After doing the disk to disk.. I changed the machine name, so there was no
dups, then re-added to the network. Everything works fine.. just that when I
try to go to the server this machine is extreemly slow.. both that I imaged
are.. the original copy machine is fine.
Any thoughts....
 
Richard said:
I have an office with 10 PC's.. Eight machines have XP and two with NT. I
needed to make the two with NT into XP machines. What I did was use a
ghost
software to do disk to disk from an already operating XP machine in the
office with all the needed software, to a machine that had NT on it. I
have
a volume license.
After doing the disk to disk.. I changed the machine name, so there was no
dups, then re-added to the network. Everything works fine.. just that
when I
try to go to the server this machine is extreemly slow.. both that I
imaged
are.. the original copy machine is fine.
Any thoughts....

Yep. If the machinery inside both machines wasn't exactly the same, then you
have the wrong drivers. Get the motherboard disk out and put them on the
newly XP'd machine OR download them from Internet again and redo them.
Chances are that one or more of your drivers are causing you problems that
end up drawing too much processing time and making your network look like
the problem when it may not be.
 
All of the machines are Dell 260GX. However bought at different times.
Is it possible they have different network cards....? If so.. If I delete
the network drivers and allow XP to find and reinstall, would that help?
 
Richard said:
All of the machines are Dell 260GX. However bought at different times.
Is it possible they have different network cards....? If so.. If I
delete the network drivers and allow XP to find and reinstall, would
that help?

It is possible that different chipsets are being used. Go to Dell's tech
support site and download drivers for your particular model computer.

Malke
 
It is definitely possible they are different drivers. If you delete the nic
drivers, they will reinstall as the same thing again. You really should know
which they are to begin with.

The next thing you should also be looking at is the recommended virtual
memory versus what is allocated on that machine. If that is OK, you might
like to download Essential Net Tools to check out what connections are
constant on your network but from the sound of it, if your network is slow
but the machines aren't slow themselves, you have something dicky going on
with the cards and/or cabling.
 
Malke said:
It is possible that different chipsets are being used. Go to Dell's tech
support site and download drivers for your particular model computer.

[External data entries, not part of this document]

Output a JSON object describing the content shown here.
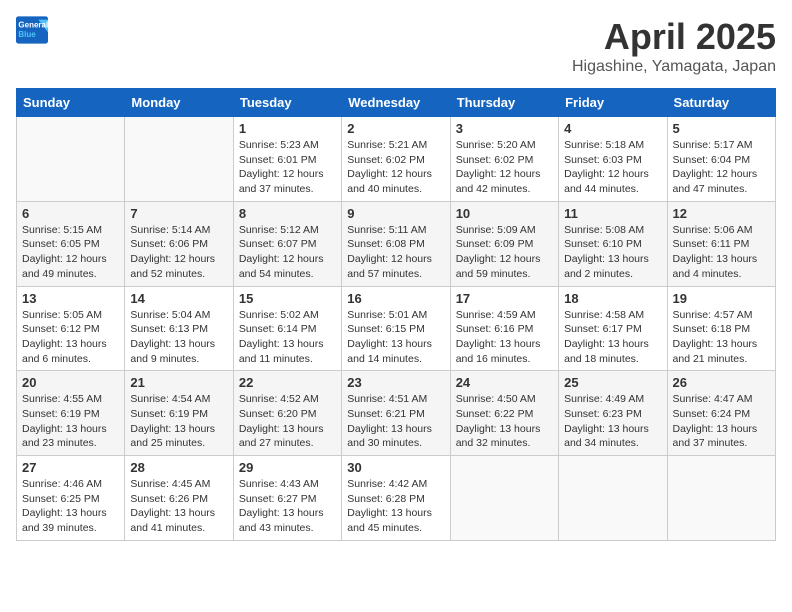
{
  "logo": {
    "line1": "General",
    "line2": "Blue"
  },
  "title": "April 2025",
  "subtitle": "Higashine, Yamagata, Japan",
  "days_of_week": [
    "Sunday",
    "Monday",
    "Tuesday",
    "Wednesday",
    "Thursday",
    "Friday",
    "Saturday"
  ],
  "weeks": [
    [
      {
        "day": "",
        "info": ""
      },
      {
        "day": "",
        "info": ""
      },
      {
        "day": "1",
        "info": "Sunrise: 5:23 AM\nSunset: 6:01 PM\nDaylight: 12 hours and 37 minutes."
      },
      {
        "day": "2",
        "info": "Sunrise: 5:21 AM\nSunset: 6:02 PM\nDaylight: 12 hours and 40 minutes."
      },
      {
        "day": "3",
        "info": "Sunrise: 5:20 AM\nSunset: 6:02 PM\nDaylight: 12 hours and 42 minutes."
      },
      {
        "day": "4",
        "info": "Sunrise: 5:18 AM\nSunset: 6:03 PM\nDaylight: 12 hours and 44 minutes."
      },
      {
        "day": "5",
        "info": "Sunrise: 5:17 AM\nSunset: 6:04 PM\nDaylight: 12 hours and 47 minutes."
      }
    ],
    [
      {
        "day": "6",
        "info": "Sunrise: 5:15 AM\nSunset: 6:05 PM\nDaylight: 12 hours and 49 minutes."
      },
      {
        "day": "7",
        "info": "Sunrise: 5:14 AM\nSunset: 6:06 PM\nDaylight: 12 hours and 52 minutes."
      },
      {
        "day": "8",
        "info": "Sunrise: 5:12 AM\nSunset: 6:07 PM\nDaylight: 12 hours and 54 minutes."
      },
      {
        "day": "9",
        "info": "Sunrise: 5:11 AM\nSunset: 6:08 PM\nDaylight: 12 hours and 57 minutes."
      },
      {
        "day": "10",
        "info": "Sunrise: 5:09 AM\nSunset: 6:09 PM\nDaylight: 12 hours and 59 minutes."
      },
      {
        "day": "11",
        "info": "Sunrise: 5:08 AM\nSunset: 6:10 PM\nDaylight: 13 hours and 2 minutes."
      },
      {
        "day": "12",
        "info": "Sunrise: 5:06 AM\nSunset: 6:11 PM\nDaylight: 13 hours and 4 minutes."
      }
    ],
    [
      {
        "day": "13",
        "info": "Sunrise: 5:05 AM\nSunset: 6:12 PM\nDaylight: 13 hours and 6 minutes."
      },
      {
        "day": "14",
        "info": "Sunrise: 5:04 AM\nSunset: 6:13 PM\nDaylight: 13 hours and 9 minutes."
      },
      {
        "day": "15",
        "info": "Sunrise: 5:02 AM\nSunset: 6:14 PM\nDaylight: 13 hours and 11 minutes."
      },
      {
        "day": "16",
        "info": "Sunrise: 5:01 AM\nSunset: 6:15 PM\nDaylight: 13 hours and 14 minutes."
      },
      {
        "day": "17",
        "info": "Sunrise: 4:59 AM\nSunset: 6:16 PM\nDaylight: 13 hours and 16 minutes."
      },
      {
        "day": "18",
        "info": "Sunrise: 4:58 AM\nSunset: 6:17 PM\nDaylight: 13 hours and 18 minutes."
      },
      {
        "day": "19",
        "info": "Sunrise: 4:57 AM\nSunset: 6:18 PM\nDaylight: 13 hours and 21 minutes."
      }
    ],
    [
      {
        "day": "20",
        "info": "Sunrise: 4:55 AM\nSunset: 6:19 PM\nDaylight: 13 hours and 23 minutes."
      },
      {
        "day": "21",
        "info": "Sunrise: 4:54 AM\nSunset: 6:19 PM\nDaylight: 13 hours and 25 minutes."
      },
      {
        "day": "22",
        "info": "Sunrise: 4:52 AM\nSunset: 6:20 PM\nDaylight: 13 hours and 27 minutes."
      },
      {
        "day": "23",
        "info": "Sunrise: 4:51 AM\nSunset: 6:21 PM\nDaylight: 13 hours and 30 minutes."
      },
      {
        "day": "24",
        "info": "Sunrise: 4:50 AM\nSunset: 6:22 PM\nDaylight: 13 hours and 32 minutes."
      },
      {
        "day": "25",
        "info": "Sunrise: 4:49 AM\nSunset: 6:23 PM\nDaylight: 13 hours and 34 minutes."
      },
      {
        "day": "26",
        "info": "Sunrise: 4:47 AM\nSunset: 6:24 PM\nDaylight: 13 hours and 37 minutes."
      }
    ],
    [
      {
        "day": "27",
        "info": "Sunrise: 4:46 AM\nSunset: 6:25 PM\nDaylight: 13 hours and 39 minutes."
      },
      {
        "day": "28",
        "info": "Sunrise: 4:45 AM\nSunset: 6:26 PM\nDaylight: 13 hours and 41 minutes."
      },
      {
        "day": "29",
        "info": "Sunrise: 4:43 AM\nSunset: 6:27 PM\nDaylight: 13 hours and 43 minutes."
      },
      {
        "day": "30",
        "info": "Sunrise: 4:42 AM\nSunset: 6:28 PM\nDaylight: 13 hours and 45 minutes."
      },
      {
        "day": "",
        "info": ""
      },
      {
        "day": "",
        "info": ""
      },
      {
        "day": "",
        "info": ""
      }
    ]
  ]
}
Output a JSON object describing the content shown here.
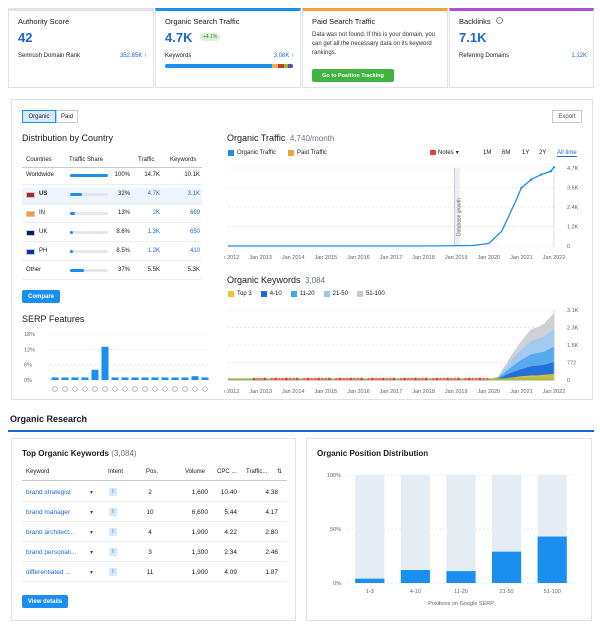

Actually that is what Dell say to do for modem drivers when you ring them to
ask them why they didn't supply them on the CDs. Apparently they thought
video and modem drivers for certain Inspirons weren't needed as they were at
the web sites. They were slightly flustered when I asked them how to
download a modem driver when it was the modem driver I needed so I could use
the modem. I was being nasty, of course. They should really have supplied
all on the CD. :)
 
Richard said:
I have an office with 10 PC's.. Eight machines have XP and two with NT. I
needed to make the two with NT into XP machines. What I did was use a ghost
software to do disk to disk from an already operating XP machine in the
office with all the needed software, to a machine that had NT on it. I have
a volume license.
After doing the disk to disk.. I changed the machine name, so there was no
dups, then re-added to the network. Everything works fine.. just that when I
try to go to the server this machine is extreemly slow.. both that I imaged
are.. the original copy machine is fine.
Any thoughts....

Make sure the NICs are operating at the same duplex level as the other machines.
If they are running at halfduplex with the switch being at full then that will
cause major slowdown as the communication is out of sync.